After taking third place at Macathon, they expanded development of their product through MacStartups, a ten-week program that provides student entrepreneurs with resources including stipends, coaching, and industry mentors.
Alongside tracking and temperature control, the auto-injector case also has other important features that help first responders assist the patient during a reaction.
“The case includes an emergency medical ID card that details important information for first responders like the patient’s date of birth, insurance number, and their allergies,” said Bond, a biology and English double major with a minor in Chinese. Additionally, the case contains an easy step-by-step guide on how to use an auto-injector for people who aren’t medically trained.
The students emphasized how allergen-susceptible individuals can often forget to bring their auto-injector and how this trend is the main reason they chose this project.
“Our goal is to capitalize on the technology at our disposal in order to create a product that will improve the lives of people with allergies. Life-saving medication is useless if you don’t have it on you,” Bai said.
Launching a product like Agent Epi meant navigating a number of legal and logistical challenges, including coordinating and communicating with manufacturers in China and ensuring that the product did not violate the Health Insurance Portability and Accountability Act (HIPAA). A crucial part to their success was the advice and aid they received from the alumni community.

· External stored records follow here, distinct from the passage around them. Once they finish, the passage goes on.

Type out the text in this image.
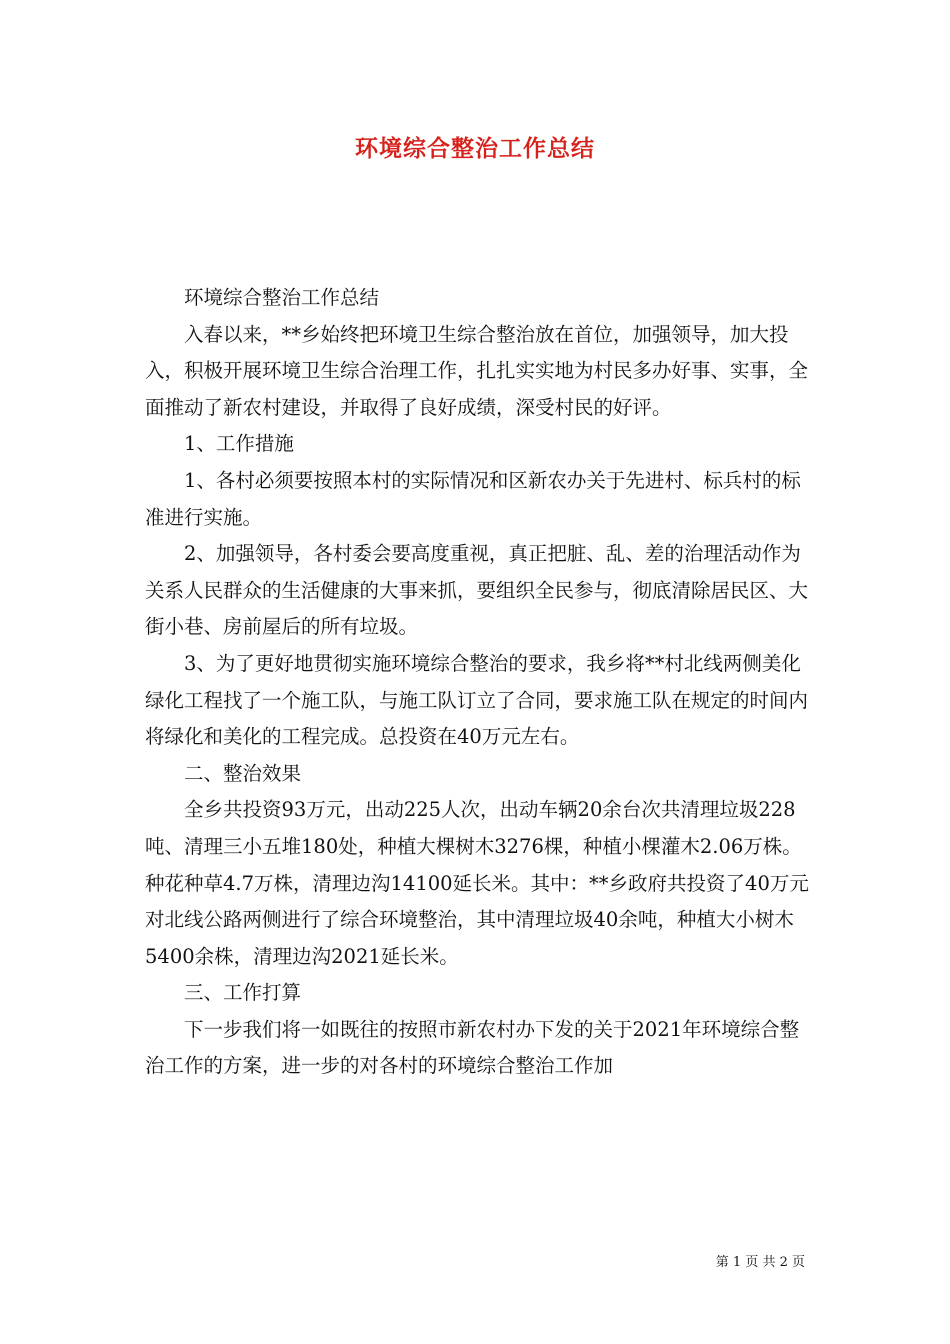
环境综合整治工作总结

环境综合整治工作总结

入春以来，**乡始终把环境卫生综合整治放在首位，加强领导，加大投入，积极开展环境卫生综合治理工作，扎扎实实地为村民多办好事、实事，全面推动了新农村建设，并取得了良好成绩，深受村民的好评。

1、工作措施

1、各村必须要按照本村的实际情况和区新农办关于先进村、标兵村的标准进行实施。

2、加强领导，各村委会要高度重视，真正把脏、乱、差的治理活动作为关系人民群众的生活健康的大事来抓，要组织全民参与，彻底清除居民区、大街小巷、房前屋后的所有垃圾。

3、为了更好地贯彻实施环境综合整治的要求，我乡将**村北线两侧美化绿化工程找了一个施工队，与施工队订立了合同，要求施工队在规定的时间内将绿化和美化的工程完成。总投资在40万元左右。

二、整治效果

全乡共投资93万元，出动225人次，出动车辆20余台次共清理垃圾228吨、清理三小五堆180处，种植大棵树木3276棵，种植小棵灌木2.06万株。种花种草4.7万株，清理边沟14100延长米。其中：**乡政府共投资了40万元对北线公路两侧进行了综合环境整治，其中清理垃圾40余吨，种植大小树木5400余株，清理边沟2021延长米。

三、工作打算

下一步我们将一如既往的按照市新农村办下发的关于2021年环境综合整治工作的方案，进一步的对各村的环境综合整治工作加

第 1 页 共 2 页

“Whenever we had a question or concern, we always had someone to reach out to that could either help us or connect us with other professionals,” Bai said.
“We are very grateful for the Macalester alumni community. They were vital to this project,” said Bond.
Throughout the program, the team learned a great deal from their troubleshooting process that contributed both to their product and their growth as individuals.
“Because of the nature of the program, we developed skills with communicating and reaching out to people, as well as seeing flaws in products and brainstorming ideas,” Bai said.
“We all became more confident with public speaking,” Bond said. “It comes more naturally now, and we are able to pitch a brand new idea in a vulnerable state to then receive criticism and feedback to build off of.”
The team is excited that the trial period of their product is being launched shortly on Etsy, and that they will be able to physically see their hard work.
“I hope that our project can inspire the development of more solutions that aim to address the invisible struggles that people with allergies face, and I’m excited to see its impact on their lives,” Bai said.